Eventually, when exploring my thoughts on academia-driven development, I realized that I'm torn between settling for the current status quo and pushing for emancipating software with publications. While I'm stuck figuring this out, there are laudable initiatives, such as Semantic Web Developers, which organizes regular conference workshops that showcase semantic web software and incite conversations about the status of software in academia. Let's see how these conversations pan out.


In science, form follows funding

Recently, brief Twitter exchanges I had with @csarven on the subject of #LinkedResearch made me want to articulate a longer-form opinion on scientific publishing that no longer fitted a tweet. Be wary though, although this opinion is longer, it's still oversimplifying a rather complex matter for the sake of conveying the few key points I have.

There's a pervasive belief that “if you can't measure it, you can't manage it”. Not only is this quote often misattributed to Peter Drucker, its author William Edwards Deming actually wrote that “it is wrong to suppose that if you can't measure it, you can't manage it — a costly myth” (The New Economics, 2000, p. 35). Contradicting the misquoted statement, Deming instead suggested that it's possible to manage without measuring. With that being said, he acknowledges that metrics remain an essential input to management.

Since funding is a key instrument of management, metrics influence funding decisions too. Viewed from this perspective, science is difficult to fund because its quality is hard to measure. The difficulty of measuring science is widely recognized, so that scientometrics was devised with the purpose of studying how to measure science. Since measuring science directly is difficult, scientometrics found ways to measure scientific publishing, such as citation indices. Though using publishing as a proxy to science comes with an implicit assumption that the quality of scientific publications correlates positively with the quality of science, many are willing to take on this assumption simply because of the lack of a better way for evaluating science. The key issue of this approach is that the emphasis on measurability constrains the preferred form of scientific publishing to make measuring it simpler. A large share of scientific publishing is centralized in the hands of few large publishers who establish a constrained environment that can be measured with less effort. The form of publishing imposes a systemic influence on science. As Marshall McLuhan wrote, the medium is the message. While in architecture form follows function, in science, form follows funding.

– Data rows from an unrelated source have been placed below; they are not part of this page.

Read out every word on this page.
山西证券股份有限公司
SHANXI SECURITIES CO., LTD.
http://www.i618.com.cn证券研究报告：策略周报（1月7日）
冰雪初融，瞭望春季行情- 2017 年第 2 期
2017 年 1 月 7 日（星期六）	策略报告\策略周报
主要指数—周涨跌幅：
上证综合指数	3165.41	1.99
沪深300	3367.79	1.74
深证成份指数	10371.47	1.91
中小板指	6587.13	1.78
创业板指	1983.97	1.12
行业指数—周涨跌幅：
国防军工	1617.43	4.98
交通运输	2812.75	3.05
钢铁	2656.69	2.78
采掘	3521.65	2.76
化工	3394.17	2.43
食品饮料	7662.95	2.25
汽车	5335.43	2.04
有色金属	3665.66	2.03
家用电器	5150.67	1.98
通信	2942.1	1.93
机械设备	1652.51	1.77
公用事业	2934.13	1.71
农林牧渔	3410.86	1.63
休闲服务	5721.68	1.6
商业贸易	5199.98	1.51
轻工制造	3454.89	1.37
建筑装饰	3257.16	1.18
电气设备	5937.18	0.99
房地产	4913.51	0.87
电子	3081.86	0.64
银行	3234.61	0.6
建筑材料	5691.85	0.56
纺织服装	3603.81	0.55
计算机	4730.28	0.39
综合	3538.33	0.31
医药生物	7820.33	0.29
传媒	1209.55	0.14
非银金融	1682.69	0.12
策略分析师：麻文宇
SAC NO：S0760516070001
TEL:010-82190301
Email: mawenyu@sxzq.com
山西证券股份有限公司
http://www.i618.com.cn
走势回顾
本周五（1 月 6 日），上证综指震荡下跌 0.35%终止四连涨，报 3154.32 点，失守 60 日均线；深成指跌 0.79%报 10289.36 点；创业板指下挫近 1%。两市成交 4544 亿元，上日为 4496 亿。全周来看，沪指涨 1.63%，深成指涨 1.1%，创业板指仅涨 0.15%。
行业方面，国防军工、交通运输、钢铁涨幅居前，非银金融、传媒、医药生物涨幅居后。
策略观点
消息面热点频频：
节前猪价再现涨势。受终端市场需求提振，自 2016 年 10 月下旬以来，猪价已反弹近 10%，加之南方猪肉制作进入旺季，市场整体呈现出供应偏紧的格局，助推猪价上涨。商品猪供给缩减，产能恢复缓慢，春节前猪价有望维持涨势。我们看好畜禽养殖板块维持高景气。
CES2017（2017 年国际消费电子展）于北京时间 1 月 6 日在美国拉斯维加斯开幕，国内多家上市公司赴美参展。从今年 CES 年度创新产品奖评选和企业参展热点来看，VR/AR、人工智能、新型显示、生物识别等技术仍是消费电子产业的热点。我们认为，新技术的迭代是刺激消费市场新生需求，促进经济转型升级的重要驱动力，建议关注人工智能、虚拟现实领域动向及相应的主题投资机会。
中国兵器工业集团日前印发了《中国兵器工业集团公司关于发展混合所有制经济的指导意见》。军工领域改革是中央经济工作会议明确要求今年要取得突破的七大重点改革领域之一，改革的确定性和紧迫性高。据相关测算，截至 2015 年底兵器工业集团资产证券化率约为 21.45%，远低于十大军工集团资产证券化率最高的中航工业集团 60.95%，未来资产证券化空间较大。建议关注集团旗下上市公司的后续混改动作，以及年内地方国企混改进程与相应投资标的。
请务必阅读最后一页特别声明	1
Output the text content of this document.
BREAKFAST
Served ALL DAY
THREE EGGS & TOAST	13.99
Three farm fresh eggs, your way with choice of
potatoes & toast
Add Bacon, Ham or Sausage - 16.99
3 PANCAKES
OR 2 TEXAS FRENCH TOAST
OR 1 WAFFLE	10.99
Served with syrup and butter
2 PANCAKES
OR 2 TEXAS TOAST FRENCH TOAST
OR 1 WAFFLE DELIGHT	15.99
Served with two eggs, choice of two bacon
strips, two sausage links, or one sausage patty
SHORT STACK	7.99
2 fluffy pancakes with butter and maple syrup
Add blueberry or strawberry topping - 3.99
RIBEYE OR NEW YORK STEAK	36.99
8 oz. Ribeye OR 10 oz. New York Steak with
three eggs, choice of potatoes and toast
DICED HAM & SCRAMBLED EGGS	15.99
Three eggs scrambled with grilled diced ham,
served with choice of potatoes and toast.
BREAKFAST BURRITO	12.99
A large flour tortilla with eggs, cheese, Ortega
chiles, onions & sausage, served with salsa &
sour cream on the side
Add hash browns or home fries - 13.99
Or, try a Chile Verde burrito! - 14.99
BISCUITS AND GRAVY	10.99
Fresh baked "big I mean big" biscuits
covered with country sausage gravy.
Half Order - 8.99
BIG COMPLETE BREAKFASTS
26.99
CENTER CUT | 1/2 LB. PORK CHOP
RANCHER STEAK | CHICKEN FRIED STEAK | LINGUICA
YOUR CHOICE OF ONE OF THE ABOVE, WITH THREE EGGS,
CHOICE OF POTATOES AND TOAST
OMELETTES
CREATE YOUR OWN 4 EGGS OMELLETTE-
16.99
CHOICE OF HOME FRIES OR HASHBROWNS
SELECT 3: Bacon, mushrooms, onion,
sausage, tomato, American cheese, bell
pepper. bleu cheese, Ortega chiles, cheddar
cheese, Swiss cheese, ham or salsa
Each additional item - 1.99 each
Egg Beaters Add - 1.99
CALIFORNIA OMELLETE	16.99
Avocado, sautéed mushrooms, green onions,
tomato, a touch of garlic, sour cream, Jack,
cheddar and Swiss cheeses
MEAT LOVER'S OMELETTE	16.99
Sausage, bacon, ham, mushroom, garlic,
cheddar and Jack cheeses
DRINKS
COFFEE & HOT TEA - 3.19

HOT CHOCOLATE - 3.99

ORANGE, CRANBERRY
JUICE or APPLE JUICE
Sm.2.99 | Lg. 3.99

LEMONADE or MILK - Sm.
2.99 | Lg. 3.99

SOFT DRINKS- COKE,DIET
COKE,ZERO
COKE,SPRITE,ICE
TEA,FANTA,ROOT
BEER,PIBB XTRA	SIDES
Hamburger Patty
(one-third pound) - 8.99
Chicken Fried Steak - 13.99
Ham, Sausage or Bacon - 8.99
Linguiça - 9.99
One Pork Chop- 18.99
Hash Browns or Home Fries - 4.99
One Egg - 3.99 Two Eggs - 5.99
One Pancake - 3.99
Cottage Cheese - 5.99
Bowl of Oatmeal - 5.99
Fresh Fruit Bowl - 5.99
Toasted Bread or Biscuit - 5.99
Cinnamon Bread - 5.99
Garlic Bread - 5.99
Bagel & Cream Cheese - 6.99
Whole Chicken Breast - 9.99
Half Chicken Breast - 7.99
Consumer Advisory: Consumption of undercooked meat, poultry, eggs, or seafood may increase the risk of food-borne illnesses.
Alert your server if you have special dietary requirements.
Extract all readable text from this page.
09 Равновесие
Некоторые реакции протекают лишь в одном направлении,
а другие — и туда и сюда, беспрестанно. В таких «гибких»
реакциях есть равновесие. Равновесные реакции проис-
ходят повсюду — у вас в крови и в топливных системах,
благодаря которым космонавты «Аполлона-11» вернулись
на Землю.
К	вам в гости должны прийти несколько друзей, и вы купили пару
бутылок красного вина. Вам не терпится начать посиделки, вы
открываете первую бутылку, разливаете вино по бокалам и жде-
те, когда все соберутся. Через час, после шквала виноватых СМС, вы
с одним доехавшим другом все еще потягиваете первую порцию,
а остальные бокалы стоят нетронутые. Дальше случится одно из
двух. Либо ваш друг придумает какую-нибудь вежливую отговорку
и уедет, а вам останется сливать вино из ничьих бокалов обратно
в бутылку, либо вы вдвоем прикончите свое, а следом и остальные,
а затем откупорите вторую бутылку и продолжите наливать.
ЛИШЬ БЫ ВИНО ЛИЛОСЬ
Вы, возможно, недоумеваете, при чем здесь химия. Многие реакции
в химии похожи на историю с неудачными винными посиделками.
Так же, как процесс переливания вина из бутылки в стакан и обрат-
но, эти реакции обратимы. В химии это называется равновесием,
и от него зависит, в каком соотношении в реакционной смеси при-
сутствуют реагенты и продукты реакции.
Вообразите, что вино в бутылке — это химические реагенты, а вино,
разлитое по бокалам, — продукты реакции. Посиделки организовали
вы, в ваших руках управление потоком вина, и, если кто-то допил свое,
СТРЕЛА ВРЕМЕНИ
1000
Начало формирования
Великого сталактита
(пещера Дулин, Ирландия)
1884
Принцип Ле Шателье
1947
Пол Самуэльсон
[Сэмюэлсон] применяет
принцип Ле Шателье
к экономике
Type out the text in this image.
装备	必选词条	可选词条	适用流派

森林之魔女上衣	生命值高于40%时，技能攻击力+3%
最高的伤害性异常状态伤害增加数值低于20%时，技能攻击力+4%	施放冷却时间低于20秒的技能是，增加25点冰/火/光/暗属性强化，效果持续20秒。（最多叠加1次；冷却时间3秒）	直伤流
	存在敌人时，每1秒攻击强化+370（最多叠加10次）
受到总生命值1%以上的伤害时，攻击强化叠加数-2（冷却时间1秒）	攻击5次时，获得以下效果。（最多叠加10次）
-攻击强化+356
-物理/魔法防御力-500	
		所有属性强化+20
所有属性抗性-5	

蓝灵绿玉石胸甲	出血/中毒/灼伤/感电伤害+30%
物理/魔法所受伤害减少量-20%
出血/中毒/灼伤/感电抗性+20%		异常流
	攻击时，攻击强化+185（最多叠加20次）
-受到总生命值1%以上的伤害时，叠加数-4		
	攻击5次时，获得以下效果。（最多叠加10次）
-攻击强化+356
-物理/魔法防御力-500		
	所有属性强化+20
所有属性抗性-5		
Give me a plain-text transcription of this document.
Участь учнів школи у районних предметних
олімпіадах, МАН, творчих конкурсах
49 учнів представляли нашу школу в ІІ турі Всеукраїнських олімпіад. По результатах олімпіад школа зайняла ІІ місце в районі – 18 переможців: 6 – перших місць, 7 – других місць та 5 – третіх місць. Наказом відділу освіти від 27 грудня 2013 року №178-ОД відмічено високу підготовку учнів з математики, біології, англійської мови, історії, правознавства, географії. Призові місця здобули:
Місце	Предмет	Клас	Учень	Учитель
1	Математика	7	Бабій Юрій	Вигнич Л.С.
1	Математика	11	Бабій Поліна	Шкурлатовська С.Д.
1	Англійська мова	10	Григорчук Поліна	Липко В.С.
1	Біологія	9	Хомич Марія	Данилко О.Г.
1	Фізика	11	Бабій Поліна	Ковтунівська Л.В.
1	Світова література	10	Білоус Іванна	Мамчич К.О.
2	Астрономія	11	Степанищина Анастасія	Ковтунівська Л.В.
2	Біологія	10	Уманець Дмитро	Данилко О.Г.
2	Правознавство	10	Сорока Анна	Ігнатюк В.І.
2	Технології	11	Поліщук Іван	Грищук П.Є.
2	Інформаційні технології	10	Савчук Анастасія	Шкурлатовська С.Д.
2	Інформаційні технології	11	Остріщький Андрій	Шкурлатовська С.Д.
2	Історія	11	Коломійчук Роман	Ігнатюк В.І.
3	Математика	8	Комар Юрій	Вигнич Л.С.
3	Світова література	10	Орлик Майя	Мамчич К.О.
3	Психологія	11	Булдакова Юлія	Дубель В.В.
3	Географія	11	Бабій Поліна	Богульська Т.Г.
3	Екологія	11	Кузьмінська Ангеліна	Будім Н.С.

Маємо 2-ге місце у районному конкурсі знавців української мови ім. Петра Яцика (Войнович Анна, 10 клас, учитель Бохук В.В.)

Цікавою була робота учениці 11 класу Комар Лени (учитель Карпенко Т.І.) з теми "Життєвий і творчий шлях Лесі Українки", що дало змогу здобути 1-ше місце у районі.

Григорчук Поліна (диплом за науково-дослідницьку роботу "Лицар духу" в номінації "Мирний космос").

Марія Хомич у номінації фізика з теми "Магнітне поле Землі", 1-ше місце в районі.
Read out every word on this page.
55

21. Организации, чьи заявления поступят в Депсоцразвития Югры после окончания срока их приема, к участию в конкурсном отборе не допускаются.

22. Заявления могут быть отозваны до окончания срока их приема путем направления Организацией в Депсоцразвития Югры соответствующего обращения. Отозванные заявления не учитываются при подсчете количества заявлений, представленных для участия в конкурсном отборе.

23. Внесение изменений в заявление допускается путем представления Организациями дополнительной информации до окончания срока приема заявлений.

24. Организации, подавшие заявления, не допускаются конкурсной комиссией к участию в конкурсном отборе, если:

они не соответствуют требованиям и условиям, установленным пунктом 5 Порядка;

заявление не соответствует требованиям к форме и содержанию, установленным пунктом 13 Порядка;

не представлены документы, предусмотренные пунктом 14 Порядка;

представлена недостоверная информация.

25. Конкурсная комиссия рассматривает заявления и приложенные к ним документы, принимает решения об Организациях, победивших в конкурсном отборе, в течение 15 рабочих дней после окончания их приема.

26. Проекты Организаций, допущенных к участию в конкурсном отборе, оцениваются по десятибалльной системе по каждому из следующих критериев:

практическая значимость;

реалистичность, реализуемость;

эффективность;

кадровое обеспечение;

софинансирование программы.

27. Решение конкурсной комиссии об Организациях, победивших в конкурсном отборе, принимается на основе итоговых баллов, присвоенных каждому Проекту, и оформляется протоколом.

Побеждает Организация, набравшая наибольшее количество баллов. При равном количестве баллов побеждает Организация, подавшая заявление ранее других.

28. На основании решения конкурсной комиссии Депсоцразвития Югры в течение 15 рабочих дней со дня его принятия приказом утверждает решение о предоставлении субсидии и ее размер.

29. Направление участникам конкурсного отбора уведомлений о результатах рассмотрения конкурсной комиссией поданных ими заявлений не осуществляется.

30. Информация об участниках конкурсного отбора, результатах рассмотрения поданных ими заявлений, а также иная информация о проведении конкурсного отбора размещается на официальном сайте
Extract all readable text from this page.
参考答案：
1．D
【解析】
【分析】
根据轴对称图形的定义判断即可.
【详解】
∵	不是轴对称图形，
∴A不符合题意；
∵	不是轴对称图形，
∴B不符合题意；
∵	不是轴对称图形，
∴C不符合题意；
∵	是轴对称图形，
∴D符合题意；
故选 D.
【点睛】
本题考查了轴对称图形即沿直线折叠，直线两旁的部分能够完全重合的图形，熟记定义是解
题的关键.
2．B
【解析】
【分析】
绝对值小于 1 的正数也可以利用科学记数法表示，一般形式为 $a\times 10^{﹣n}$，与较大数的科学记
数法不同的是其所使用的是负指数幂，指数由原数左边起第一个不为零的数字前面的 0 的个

Measuring distributed publishing on the Web is a harder task, though not an insurmountable one. For instance, Google's PageRank algorithm provides a fair approximation of the influence the documents distributed on the Web have. Linked research, which proposes to use the linked data principles for scientific publishing, may enable to measure science without the cost incurred by centralization of publishing. In fact, I think its proverbial “killer application” may be a measurable index like the Science Citation Index. Indeed, SCI was a great success, and it “did not stem from its primary function as a search engine, but from its use as an instrument for measuring scientific productivity” (Eugene Garfield: The evolution of the Science Citation Index, 2007). A question that naturally follows is: how off am I in thinking this?